Но жизнь внутри рода тяжела и бесперспективна для энергичных молодых людей, дальних родственников. Несмотря на свои личные качества, они не могут выдвинуться, так как все высшие должности даются по старшинству. Таким удальцам нечего делать в Южном Хунну, где предел их мечтаний — место дружинника у старого князька или вестового у китайского пристава. Удальцу нужны просторы, военная добыча и военные почести: он едет на север и воюет за «господство над народами».
Под властью северных шаньюев скапливается весь авантюристический элемент и огромная масса инертного населения, кочующего на привычных зимовках и летовках. В новой державе родовой строй не нужен; больше того, он ей вреден. Общественная активность упала настолько, что с помощью кучки удальцов можно направлять лишённую родовой организации массу. Родовая держава медленно трансформируется в орду.
Раскол облегчил этот процесс. На юг ушли почтенные старцы и почтительные строки, носители традиций и любители благообразия. Своим уходом они развязали руки воинственным элементам племени. Что из этого могло получиться?
Во-первых, держава северных хунну из родовой превратилась в антиродовую и, следовательно, поборники родового быта, — южные хунны, ухуани, сяньби, — стали заклятыми врагами северных хуннов, более ожесточёнными, чем сами китайцы. Возникла борьба между двумя системами: родовым строем и военной демократией. [22] Во-вторых, среди удальцов, окруживших северного шаньюя, должна была возникнуть борьба за места и влияние, так как сдерживающие моральные родовые начала исчезли вместе с традициями. И отзвуки смут дошли до китайских историков, хотя подробности остались неизвестными. В-третьих, массы хотели мирной жизни, и опора на них была ненадёжна. Меняя господ, они ничего не выигрывали и не теряли, для них не было смысла держаться за шаньюев. Поэтому в решающий момент они отказали в поддержке шаньюям, и это обусловило разгром северных хунну в 93 г.

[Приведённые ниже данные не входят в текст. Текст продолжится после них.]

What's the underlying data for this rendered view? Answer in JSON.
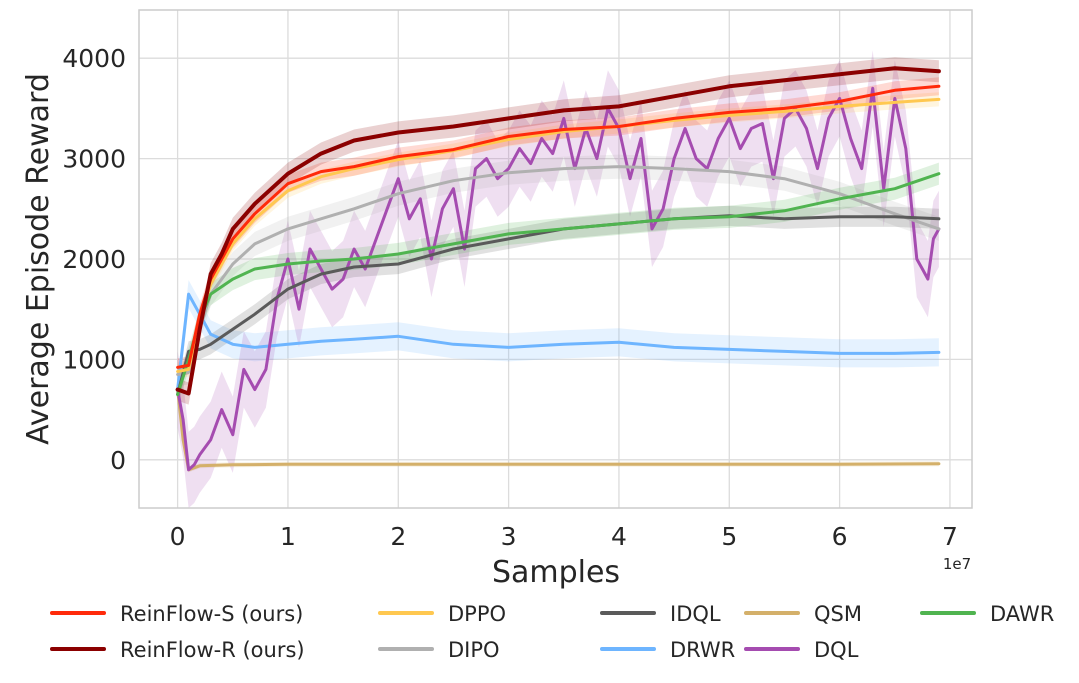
{
  "chart_data": {
    "type": "line",
    "title": "",
    "xlabel": "Samples",
    "ylabel": "Average Episode Reward",
    "x_scale_label": "1e7",
    "xlim": [
      -0.35,
      7.2
    ],
    "ylim": [
      -480,
      4480
    ],
    "xticks": [
      0,
      1,
      2,
      3,
      4,
      5,
      6,
      7
    ],
    "xtick_labels": [
      "0",
      "1",
      "2",
      "3",
      "4",
      "5",
      "6",
      "7"
    ],
    "yticks": [
      0,
      1000,
      2000,
      3000,
      4000
    ],
    "ytick_labels": [
      "0",
      "1000",
      "2000",
      "3000",
      "4000"
    ],
    "grid": true,
    "legend_position": "bottom",
    "series": [
      {
        "name": "ReinFlow-S (ours)",
        "color": "#ff2a0a",
        "band": 90,
        "x": [
          0,
          0.1,
          0.2,
          0.3,
          0.5,
          0.7,
          1.0,
          1.3,
          1.6,
          2.0,
          2.5,
          3.0,
          3.5,
          4.0,
          4.5,
          5.0,
          5.5,
          6.0,
          6.5,
          6.9
        ],
        "y": [
          920,
          940,
          1450,
          1800,
          2200,
          2450,
          2750,
          2870,
          2920,
          3020,
          3090,
          3220,
          3290,
          3320,
          3400,
          3460,
          3500,
          3570,
          3680,
          3720
        ]
      },
      {
        "name": "ReinFlow-R (ours)",
        "color": "#8b0000",
        "band": 110,
        "x": [
          0,
          0.1,
          0.2,
          0.3,
          0.4,
          0.5,
          0.7,
          1.0,
          1.3,
          1.6,
          2.0,
          2.5,
          3.0,
          3.5,
          4.0,
          4.5,
          5.0,
          5.5,
          6.0,
          6.5,
          6.9
        ],
        "y": [
          700,
          660,
          1300,
          1850,
          2050,
          2300,
          2550,
          2850,
          3050,
          3180,
          3260,
          3320,
          3400,
          3480,
          3520,
          3620,
          3720,
          3780,
          3840,
          3900,
          3870
        ]
      },
      {
        "name": "DPPO",
        "color": "#ffc850",
        "band": 70,
        "x": [
          0,
          0.1,
          0.2,
          0.3,
          0.5,
          0.7,
          1.0,
          1.3,
          1.6,
          2.0,
          2.5,
          3.0,
          3.5,
          4.0,
          4.5,
          5.0,
          5.5,
          6.0,
          6.5,
          6.9
        ],
        "y": [
          880,
          900,
          1400,
          1750,
          2150,
          2400,
          2680,
          2820,
          2900,
          2990,
          3080,
          3190,
          3270,
          3320,
          3380,
          3430,
          3470,
          3520,
          3560,
          3590
        ]
      },
      {
        "name": "DIPO",
        "color": "#b0b0b0",
        "band": 120,
        "x": [
          0,
          0.1,
          0.2,
          0.3,
          0.5,
          0.7,
          1.0,
          1.3,
          1.6,
          2.0,
          2.5,
          3.0,
          3.5,
          4.0,
          4.5,
          5.0,
          5.5,
          6.0,
          6.5,
          6.9
        ],
        "y": [
          850,
          870,
          1300,
          1650,
          1950,
          2150,
          2300,
          2400,
          2500,
          2650,
          2780,
          2860,
          2900,
          2920,
          2900,
          2870,
          2800,
          2650,
          2450,
          2300
        ]
      },
      {
        "name": "IDQL",
        "color": "#5a5a5a",
        "band": 100,
        "x": [
          0,
          0.1,
          0.2,
          0.3,
          0.5,
          0.7,
          1.0,
          1.3,
          1.6,
          2.0,
          2.5,
          3.0,
          3.5,
          4.0,
          4.5,
          5.0,
          5.5,
          6.0,
          6.5,
          6.9
        ],
        "y": [
          650,
          1080,
          1100,
          1150,
          1300,
          1450,
          1700,
          1850,
          1920,
          1950,
          2100,
          2200,
          2300,
          2350,
          2400,
          2430,
          2400,
          2420,
          2420,
          2400
        ]
      },
      {
        "name": "DRWR",
        "color": "#6eb5ff",
        "band": 140,
        "x": [
          0,
          0.1,
          0.2,
          0.3,
          0.5,
          0.7,
          1.0,
          1.3,
          1.6,
          2.0,
          2.5,
          3.0,
          3.5,
          4.0,
          4.5,
          5.0,
          5.5,
          6.0,
          6.5,
          6.9
        ],
        "y": [
          700,
          1650,
          1450,
          1250,
          1150,
          1120,
          1150,
          1180,
          1200,
          1230,
          1150,
          1120,
          1150,
          1170,
          1120,
          1100,
          1080,
          1060,
          1060,
          1070
        ]
      },
      {
        "name": "QSM",
        "color": "#d4b06a",
        "band": 25,
        "x": [
          0,
          0.05,
          0.1,
          0.2,
          0.5,
          1.0,
          2.0,
          3.0,
          4.0,
          5.0,
          6.0,
          6.9
        ],
        "y": [
          700,
          200,
          -100,
          -60,
          -50,
          -45,
          -45,
          -45,
          -45,
          -45,
          -45,
          -40
        ]
      },
      {
        "name": "DQL",
        "color": "#a54cb0",
        "band": 380,
        "x": [
          0,
          0.05,
          0.1,
          0.15,
          0.2,
          0.3,
          0.4,
          0.5,
          0.6,
          0.7,
          0.8,
          0.9,
          1.0,
          1.1,
          1.2,
          1.3,
          1.4,
          1.5,
          1.6,
          1.7,
          1.8,
          1.9,
          2.0,
          2.1,
          2.2,
          2.3,
          2.4,
          2.5,
          2.6,
          2.7,
          2.8,
          2.9,
          3.0,
          3.1,
          3.2,
          3.3,
          3.4,
          3.5,
          3.6,
          3.7,
          3.8,
          3.9,
          4.0,
          4.1,
          4.2,
          4.3,
          4.4,
          4.5,
          4.6,
          4.7,
          4.8,
          4.9,
          5.0,
          5.1,
          5.2,
          5.3,
          5.4,
          5.5,
          5.6,
          5.7,
          5.8,
          5.9,
          6.0,
          6.1,
          6.2,
          6.3,
          6.4,
          6.5,
          6.6,
          6.7,
          6.75,
          6.8,
          6.85,
          6.9
        ],
        "y": [
          700,
          400,
          -100,
          -50,
          50,
          200,
          500,
          250,
          900,
          700,
          900,
          1600,
          2000,
          1500,
          2100,
          1900,
          1700,
          1800,
          2100,
          1900,
          2200,
          2500,
          2800,
          2400,
          2600,
          2000,
          2500,
          2700,
          2100,
          2900,
          3000,
          2800,
          2900,
          3100,
          2950,
          3200,
          3050,
          3400,
          2900,
          3300,
          3000,
          3500,
          3300,
          2800,
          3200,
          2300,
          2500,
          3000,
          3300,
          3000,
          2900,
          3200,
          3400,
          3100,
          3300,
          3350,
          2800,
          3400,
          3500,
          3300,
          2900,
          3400,
          3600,
          3200,
          2900,
          3700,
          2700,
          3600,
          3100,
          2000,
          1900,
          1800,
          2200,
          2300
        ]
      },
      {
        "name": "DAWR",
        "color": "#50b450",
        "band": 110,
        "x": [
          0,
          0.1,
          0.2,
          0.3,
          0.5,
          0.7,
          1.0,
          1.3,
          1.6,
          2.0,
          2.5,
          3.0,
          3.5,
          4.0,
          4.5,
          5.0,
          5.5,
          6.0,
          6.5,
          6.9
        ],
        "y": [
          650,
          1000,
          1400,
          1650,
          1800,
          1900,
          1950,
          1980,
          2000,
          2050,
          2150,
          2250,
          2300,
          2350,
          2400,
          2420,
          2480,
          2600,
          2700,
          2850
        ]
      }
    ]
  }
}
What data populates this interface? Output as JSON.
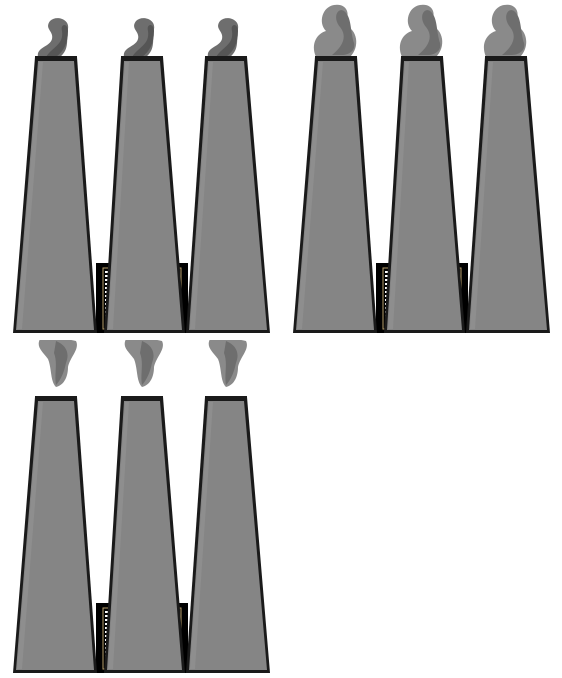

Однако удальцов, составляющих силу северных хунну, можно было перебить, а не победить. Перебить их не удалось, они ушли на запад, и потомки их, придя в Европу, сделали имя «гунны» синонимом насилия и разбоя.
Нет нужды прослеживать всю историю гибели Северного Хунну, но важно отметить, что это государство сопротивлялось Китаю и сяньбийцам не до 93 г. н.э., а до 155 г., когда окончательный удар был нанесён сяньбийским вождём Таншихаем («Хунну», стр. 237). Вслед за этим в 160 г. встречается первое упоминание о гуннах в Восточной Европе. Следовательно, весь переход от Тарбагатая до Волги произошёл за два-три года. А это значит, что 2600 км по прямой было пройдено примерно за 1000 дней, т.е. по 26 км ежедневно в продолжение трёх лет. Совершенно очевидно, (123/124) что нормальная перекочёвка на телегах, запряжённых волами, в этот срок не могла быть осуществлена. К тому же надо учесть, что хунны должны были вести арьергардные бои с преследующим противником. Но именно эта деталь даёт возможность понять событие. Сяньбийцы не могли не настичь обозы и, видимо, отбили их, пленив стариков и детей. Воины и частично их жёны, бросив всё на произвол судьбы, верхом оторвались от преследователей и потерялись в степях около Урала. В этих просторах изловить конный отряд, твёрдо решивший не сдаваться, практически было невозможно, и сяньби повернули назад, сочтя свою задачу выполненной.
Предлагаемое решение проблемы сопоставления западных и восточных источников является интерполяцией, но всё дальнейшее подтверждает вывод, построенный на расчёте. [23]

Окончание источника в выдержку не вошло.